Votre richesse de «choc financier», la taille du plus grand choc financier que vous puissiez subir sans encourir de pertes beaucoup plus importantes et irréversibles, est probablement la meilleure mesure de votre stabilité financière. Si ce montant est inférieur à un ou deux chèques de paie, vous êtes en grande partie à la merci de votre employeur; plus elle est grande, plus vous avez de pouvoir de négociation dans votre vie. Les chocs financiers se produisent régulièrement, à la fois par des événements aléatoires («crevaison») et des changements systématiques («effondrement d'un secteur»); chaque fois que cela se produit, les personnes qui ne peuvent pas survivre au choc financier perdent une partie de leur richesse et une grande partie de cette richesse est redistribuée parmi celles qui ont survécu. Cela crée lentement et régulièrement (ou parfois rapidement et dramatiquement) non seulement des inégalités de richesse, mais aussi des inégalités de pouvoir, et sape fondamentalement la liberté et la vie des personnes.

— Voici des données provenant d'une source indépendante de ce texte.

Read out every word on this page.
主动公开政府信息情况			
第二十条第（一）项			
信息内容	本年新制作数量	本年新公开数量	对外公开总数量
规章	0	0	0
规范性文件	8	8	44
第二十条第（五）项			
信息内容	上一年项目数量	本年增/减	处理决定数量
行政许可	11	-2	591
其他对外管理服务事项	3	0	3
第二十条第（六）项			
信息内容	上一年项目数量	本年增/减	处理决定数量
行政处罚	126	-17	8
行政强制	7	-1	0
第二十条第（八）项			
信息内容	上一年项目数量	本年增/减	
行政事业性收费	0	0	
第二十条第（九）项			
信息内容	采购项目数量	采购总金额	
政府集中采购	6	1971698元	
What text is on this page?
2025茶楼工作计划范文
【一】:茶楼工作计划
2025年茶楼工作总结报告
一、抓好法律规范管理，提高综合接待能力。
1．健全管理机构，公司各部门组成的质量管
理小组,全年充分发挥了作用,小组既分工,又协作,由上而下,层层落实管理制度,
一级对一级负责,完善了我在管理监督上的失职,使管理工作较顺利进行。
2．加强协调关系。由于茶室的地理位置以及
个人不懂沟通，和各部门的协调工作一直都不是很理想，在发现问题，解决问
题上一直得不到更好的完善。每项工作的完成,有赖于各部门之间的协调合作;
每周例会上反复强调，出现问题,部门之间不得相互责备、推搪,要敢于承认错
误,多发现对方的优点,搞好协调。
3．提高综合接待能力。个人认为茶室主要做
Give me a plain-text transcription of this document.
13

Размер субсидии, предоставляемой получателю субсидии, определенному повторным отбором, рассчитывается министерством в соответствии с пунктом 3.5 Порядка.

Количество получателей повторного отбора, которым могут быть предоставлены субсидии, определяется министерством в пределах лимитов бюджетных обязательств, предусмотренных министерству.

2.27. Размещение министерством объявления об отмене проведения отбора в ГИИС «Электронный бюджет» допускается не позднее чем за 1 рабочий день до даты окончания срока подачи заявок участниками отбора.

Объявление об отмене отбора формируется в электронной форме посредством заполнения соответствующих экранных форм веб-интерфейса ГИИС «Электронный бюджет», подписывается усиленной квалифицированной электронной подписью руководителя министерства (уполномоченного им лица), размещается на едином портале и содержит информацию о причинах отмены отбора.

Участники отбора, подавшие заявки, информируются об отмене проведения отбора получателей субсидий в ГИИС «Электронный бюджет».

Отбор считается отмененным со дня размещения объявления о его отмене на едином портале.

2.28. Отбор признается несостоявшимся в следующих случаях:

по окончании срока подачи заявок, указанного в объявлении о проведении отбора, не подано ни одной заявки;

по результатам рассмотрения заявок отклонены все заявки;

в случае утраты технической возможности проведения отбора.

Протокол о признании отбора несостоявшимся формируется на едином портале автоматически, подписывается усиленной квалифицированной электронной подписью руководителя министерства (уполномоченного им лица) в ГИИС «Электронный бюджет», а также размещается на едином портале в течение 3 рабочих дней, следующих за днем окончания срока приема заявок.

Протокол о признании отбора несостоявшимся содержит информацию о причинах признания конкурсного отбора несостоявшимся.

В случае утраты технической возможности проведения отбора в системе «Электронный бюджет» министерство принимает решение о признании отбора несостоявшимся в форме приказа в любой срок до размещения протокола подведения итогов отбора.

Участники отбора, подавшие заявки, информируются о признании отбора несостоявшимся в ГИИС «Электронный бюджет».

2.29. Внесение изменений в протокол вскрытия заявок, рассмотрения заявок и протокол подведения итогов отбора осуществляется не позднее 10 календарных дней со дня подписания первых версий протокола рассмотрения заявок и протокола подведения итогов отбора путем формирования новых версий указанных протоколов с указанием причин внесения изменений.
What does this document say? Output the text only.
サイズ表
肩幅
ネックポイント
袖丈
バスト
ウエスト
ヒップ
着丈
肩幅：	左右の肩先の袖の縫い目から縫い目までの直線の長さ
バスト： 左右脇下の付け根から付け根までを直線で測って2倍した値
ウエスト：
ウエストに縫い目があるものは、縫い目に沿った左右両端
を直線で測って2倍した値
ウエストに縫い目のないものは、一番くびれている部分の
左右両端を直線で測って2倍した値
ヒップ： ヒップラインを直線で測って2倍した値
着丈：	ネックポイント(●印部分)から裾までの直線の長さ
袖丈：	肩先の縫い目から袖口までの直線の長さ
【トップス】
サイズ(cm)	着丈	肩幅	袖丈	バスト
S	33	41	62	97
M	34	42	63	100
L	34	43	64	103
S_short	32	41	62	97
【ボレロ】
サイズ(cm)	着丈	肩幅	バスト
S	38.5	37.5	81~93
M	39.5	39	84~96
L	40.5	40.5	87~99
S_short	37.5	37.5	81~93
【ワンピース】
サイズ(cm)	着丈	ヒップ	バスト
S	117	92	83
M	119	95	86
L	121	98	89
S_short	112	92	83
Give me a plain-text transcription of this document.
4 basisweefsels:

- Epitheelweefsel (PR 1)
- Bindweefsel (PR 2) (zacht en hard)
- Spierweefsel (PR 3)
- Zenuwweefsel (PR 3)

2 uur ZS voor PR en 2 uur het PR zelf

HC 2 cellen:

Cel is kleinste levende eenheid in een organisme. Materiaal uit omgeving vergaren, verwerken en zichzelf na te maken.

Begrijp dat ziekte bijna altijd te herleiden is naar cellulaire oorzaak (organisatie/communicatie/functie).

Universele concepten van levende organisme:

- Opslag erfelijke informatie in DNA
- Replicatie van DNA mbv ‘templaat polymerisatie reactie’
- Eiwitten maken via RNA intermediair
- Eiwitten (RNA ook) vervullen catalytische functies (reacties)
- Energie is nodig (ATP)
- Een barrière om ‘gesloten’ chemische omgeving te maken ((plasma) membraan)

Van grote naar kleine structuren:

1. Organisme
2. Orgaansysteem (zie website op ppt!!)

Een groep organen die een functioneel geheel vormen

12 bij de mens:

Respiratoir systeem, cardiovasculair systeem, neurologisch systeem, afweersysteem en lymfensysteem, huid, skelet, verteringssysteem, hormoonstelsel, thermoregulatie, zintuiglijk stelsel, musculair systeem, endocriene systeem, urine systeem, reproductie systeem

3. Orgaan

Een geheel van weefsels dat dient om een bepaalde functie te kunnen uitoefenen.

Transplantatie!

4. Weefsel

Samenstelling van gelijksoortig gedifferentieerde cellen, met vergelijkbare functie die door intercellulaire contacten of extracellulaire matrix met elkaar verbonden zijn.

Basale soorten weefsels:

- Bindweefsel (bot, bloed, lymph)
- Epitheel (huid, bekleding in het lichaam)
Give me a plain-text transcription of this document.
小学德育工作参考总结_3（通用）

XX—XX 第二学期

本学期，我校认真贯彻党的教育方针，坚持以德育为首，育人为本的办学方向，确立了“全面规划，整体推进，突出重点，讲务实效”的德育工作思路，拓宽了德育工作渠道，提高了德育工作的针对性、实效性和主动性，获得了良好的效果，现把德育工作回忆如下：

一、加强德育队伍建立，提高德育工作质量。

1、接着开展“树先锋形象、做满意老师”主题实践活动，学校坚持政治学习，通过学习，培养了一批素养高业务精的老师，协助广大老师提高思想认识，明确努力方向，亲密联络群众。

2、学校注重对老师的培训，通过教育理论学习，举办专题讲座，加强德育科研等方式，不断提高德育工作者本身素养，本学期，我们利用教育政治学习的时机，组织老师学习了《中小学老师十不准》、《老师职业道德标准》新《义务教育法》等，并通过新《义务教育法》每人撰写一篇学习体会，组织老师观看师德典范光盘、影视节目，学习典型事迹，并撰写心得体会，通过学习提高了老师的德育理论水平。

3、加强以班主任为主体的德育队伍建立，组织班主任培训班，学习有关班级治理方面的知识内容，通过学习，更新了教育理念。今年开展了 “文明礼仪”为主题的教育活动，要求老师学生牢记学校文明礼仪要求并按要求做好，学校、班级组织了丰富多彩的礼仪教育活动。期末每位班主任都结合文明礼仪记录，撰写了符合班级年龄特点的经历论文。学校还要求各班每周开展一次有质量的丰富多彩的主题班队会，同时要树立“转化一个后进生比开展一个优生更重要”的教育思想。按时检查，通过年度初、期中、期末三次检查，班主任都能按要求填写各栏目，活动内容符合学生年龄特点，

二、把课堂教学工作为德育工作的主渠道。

De ce fait, même un choc financier «temporaire», tel qu'un projet de loi d'impôt adopté puis abrogé, peut avoir des conséquences durables. Chacun de ceux-ci peut s'avérer extrêmement rentable pour ceux qui sont en mesure d'en tirer profit. Ils le savent et vont travailler pour le créer. La question est de savoir ce que nous faisons en réponse.